Ce concentré de nantis, de parvenus pillards de l'économie, est tout ce que l'Europe et l'Amérique impérialistes ont trouvé pour défendre ce qu'elles appellent leurs « valeurs » en Ukraine. Les classes populaires et travailleuses de ce pays sont prévenues. Et l'aspect politique ne vaut pas mieux.

Ministres de droite et d'extrême droite

À côté d'une majorité marquée à droite, on trouve parmi les ministres une forte dose de gens d'extrême droite. Le vice-Premier ministre Sytch, du parti ultranationaliste Svoboda, est connu pour mener campagne contre l'avortement. Également de Svoboda, le ministre de l'Agriculture est un millionnaire de l'agroalimentaire : il n'aura qu'à se servir ! À la tête du Conseil de sécurité, on trouve Paroubyi, fondateur du Parti national-social, qui se revendiquait ouvertement du nazisme, avant de donner naissance à Svoboda.

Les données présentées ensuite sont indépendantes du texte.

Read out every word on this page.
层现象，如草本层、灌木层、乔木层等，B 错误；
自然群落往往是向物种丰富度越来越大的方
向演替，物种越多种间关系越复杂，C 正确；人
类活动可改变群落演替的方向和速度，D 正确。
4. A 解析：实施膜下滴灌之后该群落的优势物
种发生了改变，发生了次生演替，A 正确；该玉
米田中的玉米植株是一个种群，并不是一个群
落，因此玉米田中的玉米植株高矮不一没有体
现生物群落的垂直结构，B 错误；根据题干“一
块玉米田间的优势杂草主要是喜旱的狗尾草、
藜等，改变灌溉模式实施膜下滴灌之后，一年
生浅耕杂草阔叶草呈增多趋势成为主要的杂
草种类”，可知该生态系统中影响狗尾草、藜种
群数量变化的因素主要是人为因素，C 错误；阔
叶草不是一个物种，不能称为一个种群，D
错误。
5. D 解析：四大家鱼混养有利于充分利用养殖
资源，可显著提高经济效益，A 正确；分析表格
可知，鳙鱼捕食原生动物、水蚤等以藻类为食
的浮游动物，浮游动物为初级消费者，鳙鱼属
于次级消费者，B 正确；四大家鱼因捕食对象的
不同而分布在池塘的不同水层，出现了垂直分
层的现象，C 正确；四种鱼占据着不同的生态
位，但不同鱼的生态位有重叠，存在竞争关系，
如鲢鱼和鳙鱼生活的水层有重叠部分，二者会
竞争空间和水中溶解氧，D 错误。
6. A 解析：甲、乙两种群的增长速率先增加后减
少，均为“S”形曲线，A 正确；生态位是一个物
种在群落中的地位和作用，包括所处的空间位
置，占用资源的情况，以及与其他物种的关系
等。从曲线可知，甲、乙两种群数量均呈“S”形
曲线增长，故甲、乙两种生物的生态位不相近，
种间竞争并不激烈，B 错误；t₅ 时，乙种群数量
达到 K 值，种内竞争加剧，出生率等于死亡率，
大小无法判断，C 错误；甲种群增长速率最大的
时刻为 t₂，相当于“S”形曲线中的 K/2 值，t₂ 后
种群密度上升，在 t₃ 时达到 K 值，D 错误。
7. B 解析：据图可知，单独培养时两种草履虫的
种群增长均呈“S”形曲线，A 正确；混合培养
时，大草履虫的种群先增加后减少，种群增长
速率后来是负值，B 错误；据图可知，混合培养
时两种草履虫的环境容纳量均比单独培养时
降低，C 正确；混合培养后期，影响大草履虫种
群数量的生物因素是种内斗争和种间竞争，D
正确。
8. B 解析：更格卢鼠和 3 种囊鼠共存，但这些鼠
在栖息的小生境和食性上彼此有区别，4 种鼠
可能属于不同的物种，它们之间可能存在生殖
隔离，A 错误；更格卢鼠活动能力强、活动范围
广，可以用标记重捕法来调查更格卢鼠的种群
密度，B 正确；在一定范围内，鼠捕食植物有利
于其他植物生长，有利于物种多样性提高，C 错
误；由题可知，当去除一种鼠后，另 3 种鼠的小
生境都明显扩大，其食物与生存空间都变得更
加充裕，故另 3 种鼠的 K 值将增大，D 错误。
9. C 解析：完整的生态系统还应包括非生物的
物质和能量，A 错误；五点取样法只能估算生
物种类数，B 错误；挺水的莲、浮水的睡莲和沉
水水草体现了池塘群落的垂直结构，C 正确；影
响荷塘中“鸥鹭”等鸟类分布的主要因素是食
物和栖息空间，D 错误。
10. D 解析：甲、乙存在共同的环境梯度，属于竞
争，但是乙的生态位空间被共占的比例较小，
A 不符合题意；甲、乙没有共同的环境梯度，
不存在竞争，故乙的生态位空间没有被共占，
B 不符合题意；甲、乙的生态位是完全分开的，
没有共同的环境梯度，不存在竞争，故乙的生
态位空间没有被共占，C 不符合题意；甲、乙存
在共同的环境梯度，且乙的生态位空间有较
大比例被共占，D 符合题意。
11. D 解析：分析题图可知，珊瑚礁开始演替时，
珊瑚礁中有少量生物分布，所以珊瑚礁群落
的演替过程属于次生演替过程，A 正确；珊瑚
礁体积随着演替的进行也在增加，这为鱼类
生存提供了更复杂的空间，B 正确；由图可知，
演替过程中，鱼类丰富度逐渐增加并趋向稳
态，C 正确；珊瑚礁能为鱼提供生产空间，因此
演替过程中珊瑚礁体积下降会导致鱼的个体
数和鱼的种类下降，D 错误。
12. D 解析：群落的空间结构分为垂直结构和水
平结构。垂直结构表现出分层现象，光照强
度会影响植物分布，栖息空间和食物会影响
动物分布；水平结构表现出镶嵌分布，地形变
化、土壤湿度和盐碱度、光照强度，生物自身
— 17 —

D'autres, parfois encore plus marqués à l'extrême droite, tiennent les ministères de l'Éducation, des Sports et le Bureau de la lutte contre la corruption.

Ce n'est évidemment pas de cela que rêvaient ceux qui, dans la population, voulaient sincèrement se débarrasser de la bande à Ianoukovitch et de son pouvoir autoritaire. Mais peu importe aux États dits démocratiques : ils ont besoin d'une telle engeance au pouvoir pour défendre les intérêts des sociétés occidentales face aux classes laborieuses ukrainiennes.